Obama declared that he has the authority to act without Congress, but will consult Congress anyway. As congressional resistance has not abated, Obama cannot resist slipping into his mock mode, as he did during comments in St. Petersburg today. Obama also took a swipe at Bush today, when he mentioned having to deal with “debts we have already racked up.” Bush has refrained from publicly criticizing Obama, despite Obama calling Bush “unpatriotic” during the 2008 campaign, and then running up far more debt than Bush did. Obama has not promised not to strike Syria without congressional or UN support, which candidate Obama would rip as “unilateral,” “irresponsible” and probably “unpatriotic.”
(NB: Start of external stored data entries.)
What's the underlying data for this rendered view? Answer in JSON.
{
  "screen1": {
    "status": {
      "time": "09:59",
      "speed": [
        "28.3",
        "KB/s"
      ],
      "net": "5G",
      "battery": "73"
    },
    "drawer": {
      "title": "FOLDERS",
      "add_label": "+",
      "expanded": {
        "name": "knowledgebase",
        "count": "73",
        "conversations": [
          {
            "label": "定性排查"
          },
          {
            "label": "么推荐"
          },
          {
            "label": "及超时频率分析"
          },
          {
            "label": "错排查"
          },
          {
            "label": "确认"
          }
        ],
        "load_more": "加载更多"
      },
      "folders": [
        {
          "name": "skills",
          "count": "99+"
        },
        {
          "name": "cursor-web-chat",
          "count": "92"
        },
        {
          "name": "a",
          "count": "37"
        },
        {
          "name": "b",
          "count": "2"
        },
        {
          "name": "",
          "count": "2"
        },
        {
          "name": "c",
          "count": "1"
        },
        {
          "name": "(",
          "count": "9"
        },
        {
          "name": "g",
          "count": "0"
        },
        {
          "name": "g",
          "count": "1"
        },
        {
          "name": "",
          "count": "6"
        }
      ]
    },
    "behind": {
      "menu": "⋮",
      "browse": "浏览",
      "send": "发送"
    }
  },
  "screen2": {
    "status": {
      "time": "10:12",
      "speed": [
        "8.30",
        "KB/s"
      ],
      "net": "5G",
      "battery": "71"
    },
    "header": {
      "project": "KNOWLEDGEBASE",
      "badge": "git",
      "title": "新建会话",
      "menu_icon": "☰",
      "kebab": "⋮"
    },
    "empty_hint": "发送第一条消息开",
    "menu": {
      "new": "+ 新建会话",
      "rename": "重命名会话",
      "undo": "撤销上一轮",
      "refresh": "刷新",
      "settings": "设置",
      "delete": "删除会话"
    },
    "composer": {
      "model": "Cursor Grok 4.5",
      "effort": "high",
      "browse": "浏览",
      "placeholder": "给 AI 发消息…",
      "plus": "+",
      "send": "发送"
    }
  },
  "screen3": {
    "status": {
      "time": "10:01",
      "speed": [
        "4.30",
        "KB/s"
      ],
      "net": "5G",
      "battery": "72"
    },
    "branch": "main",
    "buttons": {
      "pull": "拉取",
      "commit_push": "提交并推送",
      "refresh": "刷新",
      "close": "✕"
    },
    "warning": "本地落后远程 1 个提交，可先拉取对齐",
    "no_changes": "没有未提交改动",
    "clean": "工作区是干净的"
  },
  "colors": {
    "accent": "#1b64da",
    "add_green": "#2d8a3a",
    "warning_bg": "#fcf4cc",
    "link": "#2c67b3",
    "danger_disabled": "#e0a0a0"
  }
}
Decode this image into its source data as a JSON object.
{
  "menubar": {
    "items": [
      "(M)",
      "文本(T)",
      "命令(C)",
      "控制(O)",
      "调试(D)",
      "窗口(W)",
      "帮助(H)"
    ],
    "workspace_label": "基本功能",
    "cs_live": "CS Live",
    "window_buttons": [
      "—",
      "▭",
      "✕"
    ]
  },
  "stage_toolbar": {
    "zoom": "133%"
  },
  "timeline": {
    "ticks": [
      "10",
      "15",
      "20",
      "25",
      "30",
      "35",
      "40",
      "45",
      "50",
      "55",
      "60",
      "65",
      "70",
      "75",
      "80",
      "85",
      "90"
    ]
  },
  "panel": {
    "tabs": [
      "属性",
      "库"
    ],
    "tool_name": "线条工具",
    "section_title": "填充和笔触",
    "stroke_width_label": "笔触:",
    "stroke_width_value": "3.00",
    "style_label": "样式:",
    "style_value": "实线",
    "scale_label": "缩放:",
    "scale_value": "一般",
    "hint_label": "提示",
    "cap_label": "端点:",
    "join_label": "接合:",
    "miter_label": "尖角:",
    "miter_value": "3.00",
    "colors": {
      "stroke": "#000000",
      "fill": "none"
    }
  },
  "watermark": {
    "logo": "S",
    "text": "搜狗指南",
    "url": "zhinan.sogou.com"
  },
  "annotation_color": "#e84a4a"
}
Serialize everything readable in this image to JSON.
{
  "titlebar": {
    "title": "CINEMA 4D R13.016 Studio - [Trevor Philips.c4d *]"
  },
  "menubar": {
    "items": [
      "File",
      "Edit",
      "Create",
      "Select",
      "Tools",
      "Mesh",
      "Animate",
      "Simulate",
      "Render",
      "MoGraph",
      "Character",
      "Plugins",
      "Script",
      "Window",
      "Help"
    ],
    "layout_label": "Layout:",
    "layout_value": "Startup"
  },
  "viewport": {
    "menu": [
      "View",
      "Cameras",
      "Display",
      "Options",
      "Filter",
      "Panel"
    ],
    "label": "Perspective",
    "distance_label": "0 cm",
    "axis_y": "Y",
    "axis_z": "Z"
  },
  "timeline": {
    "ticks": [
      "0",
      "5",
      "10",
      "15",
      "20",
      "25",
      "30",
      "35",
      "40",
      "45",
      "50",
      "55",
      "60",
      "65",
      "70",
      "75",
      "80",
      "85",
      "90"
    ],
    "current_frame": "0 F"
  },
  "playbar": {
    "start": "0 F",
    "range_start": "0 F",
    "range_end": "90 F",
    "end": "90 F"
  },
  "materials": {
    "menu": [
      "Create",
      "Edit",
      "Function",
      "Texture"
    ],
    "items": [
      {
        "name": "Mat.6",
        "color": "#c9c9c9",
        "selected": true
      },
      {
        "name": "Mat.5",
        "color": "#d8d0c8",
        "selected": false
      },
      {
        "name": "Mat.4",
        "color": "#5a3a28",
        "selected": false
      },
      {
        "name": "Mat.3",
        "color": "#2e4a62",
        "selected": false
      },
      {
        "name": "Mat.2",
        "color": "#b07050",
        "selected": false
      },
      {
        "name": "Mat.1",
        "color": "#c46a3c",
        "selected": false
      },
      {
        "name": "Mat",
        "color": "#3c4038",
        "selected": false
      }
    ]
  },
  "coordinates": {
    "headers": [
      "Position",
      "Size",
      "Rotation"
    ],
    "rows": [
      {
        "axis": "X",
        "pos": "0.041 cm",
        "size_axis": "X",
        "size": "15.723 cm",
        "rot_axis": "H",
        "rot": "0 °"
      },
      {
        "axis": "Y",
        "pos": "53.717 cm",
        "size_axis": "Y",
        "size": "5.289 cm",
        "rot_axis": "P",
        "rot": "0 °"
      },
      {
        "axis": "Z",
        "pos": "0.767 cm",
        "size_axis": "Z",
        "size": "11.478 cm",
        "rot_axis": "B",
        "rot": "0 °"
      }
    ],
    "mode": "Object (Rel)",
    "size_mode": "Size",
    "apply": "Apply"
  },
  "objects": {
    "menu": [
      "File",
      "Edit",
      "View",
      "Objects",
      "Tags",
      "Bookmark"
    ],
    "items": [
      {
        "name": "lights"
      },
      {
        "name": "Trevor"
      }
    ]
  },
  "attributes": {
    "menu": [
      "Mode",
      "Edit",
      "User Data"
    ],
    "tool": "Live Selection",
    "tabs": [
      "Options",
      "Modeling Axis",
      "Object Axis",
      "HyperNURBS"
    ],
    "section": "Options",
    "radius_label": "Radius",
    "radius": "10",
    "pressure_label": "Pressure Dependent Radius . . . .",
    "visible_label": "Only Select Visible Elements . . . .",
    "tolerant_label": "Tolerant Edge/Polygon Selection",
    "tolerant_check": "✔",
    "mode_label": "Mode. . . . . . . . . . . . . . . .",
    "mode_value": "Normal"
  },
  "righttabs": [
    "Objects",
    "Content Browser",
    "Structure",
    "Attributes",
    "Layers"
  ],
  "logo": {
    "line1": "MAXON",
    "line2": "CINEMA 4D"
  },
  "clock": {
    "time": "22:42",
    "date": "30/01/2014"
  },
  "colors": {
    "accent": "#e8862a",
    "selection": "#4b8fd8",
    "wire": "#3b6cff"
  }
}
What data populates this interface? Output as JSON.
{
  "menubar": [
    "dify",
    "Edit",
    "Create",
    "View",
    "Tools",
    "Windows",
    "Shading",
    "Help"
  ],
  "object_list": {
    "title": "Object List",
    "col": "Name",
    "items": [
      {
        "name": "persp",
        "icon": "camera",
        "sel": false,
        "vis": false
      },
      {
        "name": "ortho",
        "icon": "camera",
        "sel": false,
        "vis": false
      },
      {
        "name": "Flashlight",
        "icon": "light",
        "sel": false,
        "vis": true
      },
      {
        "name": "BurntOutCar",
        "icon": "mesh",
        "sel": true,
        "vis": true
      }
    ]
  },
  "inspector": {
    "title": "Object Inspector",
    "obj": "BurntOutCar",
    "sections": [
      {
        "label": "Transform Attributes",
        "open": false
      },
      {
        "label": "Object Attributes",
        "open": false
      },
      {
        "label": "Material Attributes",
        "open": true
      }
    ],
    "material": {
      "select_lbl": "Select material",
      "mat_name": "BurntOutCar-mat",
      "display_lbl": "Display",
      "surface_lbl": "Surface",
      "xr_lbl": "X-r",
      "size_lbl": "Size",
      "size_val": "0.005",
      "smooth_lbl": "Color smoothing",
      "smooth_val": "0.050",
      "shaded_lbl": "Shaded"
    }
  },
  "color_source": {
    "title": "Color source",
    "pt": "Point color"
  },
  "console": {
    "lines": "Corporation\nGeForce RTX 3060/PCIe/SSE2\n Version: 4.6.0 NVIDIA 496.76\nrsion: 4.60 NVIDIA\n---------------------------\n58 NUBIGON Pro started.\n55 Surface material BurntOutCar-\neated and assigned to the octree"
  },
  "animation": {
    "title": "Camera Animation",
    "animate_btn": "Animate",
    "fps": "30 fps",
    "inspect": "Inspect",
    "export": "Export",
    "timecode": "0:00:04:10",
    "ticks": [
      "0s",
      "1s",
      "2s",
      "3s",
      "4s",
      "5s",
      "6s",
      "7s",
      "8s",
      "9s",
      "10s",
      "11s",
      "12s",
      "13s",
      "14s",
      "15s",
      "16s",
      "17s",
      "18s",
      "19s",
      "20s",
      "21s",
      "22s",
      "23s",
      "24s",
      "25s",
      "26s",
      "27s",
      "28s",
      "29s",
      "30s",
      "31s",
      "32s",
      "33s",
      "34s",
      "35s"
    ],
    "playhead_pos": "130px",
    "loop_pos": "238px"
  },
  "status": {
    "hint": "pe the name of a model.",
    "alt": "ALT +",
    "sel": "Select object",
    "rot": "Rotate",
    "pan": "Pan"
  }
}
Bush actually made a case for war before the UN and the American people. It was a credible case based on Hussein’s decade of defying the U.S. and the UN, his ordering his forces to fire on allied aircraft enforcing the no-fly zone, his Oil for Food scandal, and his record of invading his neighbors and developing weapons of mass destruction prior to the 1991 Gulf War, including the development of nuclear weapons. Some of the information included in that case turned out to be incorrect, but it was agreed to by most of the world’s intelligence agencies at the time.
Obama has yet to make his case. Secretary of State John Kerry, in Senate testimony this week, concealed much of the case as classified information. Despite insisting that we must act in Syria with urgency, Obama has put off the decision to strike until after Congress returns from its break, and now has pushed addressing the American people until next week. He appears to be living by the fierce urgency of…whenever.
Bush said “you are either with us or you are with the terrorists” and never backed down from that, despite widespread mockery.
Obama set a chemical weapons “red line” in Syria, then a year later after that line may have been crossed, denied ever setting a “red line.” He blamed the red line on “the world” and Congress.
Bush may have gotten some things wrong, but in the end he left no doubt that he acted in what he believed to be America’s interests based on the best information that he had at the time.
Obama appears to be going out of his way to assist the Muslim Brotherhood and its offshoots in Egypt, Tunisia, Libya and now Syria.